I'm new to Neo4J, and I want to try it on some data I've exported from MySQL. I've got the community edition running with neo4j console, and I'm entering commands using the neo4j-shell command line client.
I have 2 CSV files, that I use to create 2 types of node, as follows:
USING PERIODIC COMMIT
LOAD CSV WITH HEADERS FROM "file:/tmp/updates.csv" AS row
CREATE (:Update {update_id: row.id, update_type: row.update_type, customer_name: row.customer_name, .... });
CREATE INDEX ON :Update(update_id);
USING PERIODIC COMMIT
LOAD CSV WITH HEADERS FROM "file:/tmp/facts.csv" AS row
CREATE (:Fact {update_id: row.update_id, status: row.status, ..... });
CREATE INDEX ON :Fact(update_id);
This gives me approx 650,000 Update nodes, and 21,000,000 Fact nodes.
Once the indexes are online, I try to create relationships between the nodes, as follows:
MATCH (a:Update)
WITH a
MATCH (b:Fact{update_id:a.update_id})
CREATE (b)-[:FROM]->(a)
This fails with an OutOfMemoryError. I believe this is because Neo4J does not commit the transaction until it completes, keeping it in memory.
What can I do to prevent this? I have read about USING PERIODIC COMMIT but it appears this is only useful when reading the CSV, as it doesn't work in my case:
neo4j-sh (?)$ USING PERIODIC COMMIT
> MATCH (a:Update)
> WITH a
> MATCH (b:Fact{update_id:a.update_id})
> CREATE (b)-[:FROM]->(a);
QueryExecutionKernelException: Invalid input 'M': expected whitespace, comment, an integer or LoadCSVQuery (line 2, column 1 (offset: 22))
"MATCH (a:Update)"
^
Is it possible to create relationships in this way, between large numbers of existing nodes, or do I need to take a different approach?
The Out of Memory Exception is normal as it will try to commit it all at once and as you didn't provide it, I assume java heap settings are set as default (512m).

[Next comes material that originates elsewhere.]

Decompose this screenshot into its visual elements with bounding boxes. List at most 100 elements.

You can however, batch the process with kind of pagination, only I would prefer to use MERGE rather than CREATE in this case :
MATCH (a:Update)
WITH a
SKIP 0
LIMIT 50000
MATCH (b:Fact{update_id:a.update_id})
MERGE (b)-[:FROM]->(a)
Modify SKIP and LIMIT after each batch until your reach 650k update nodes.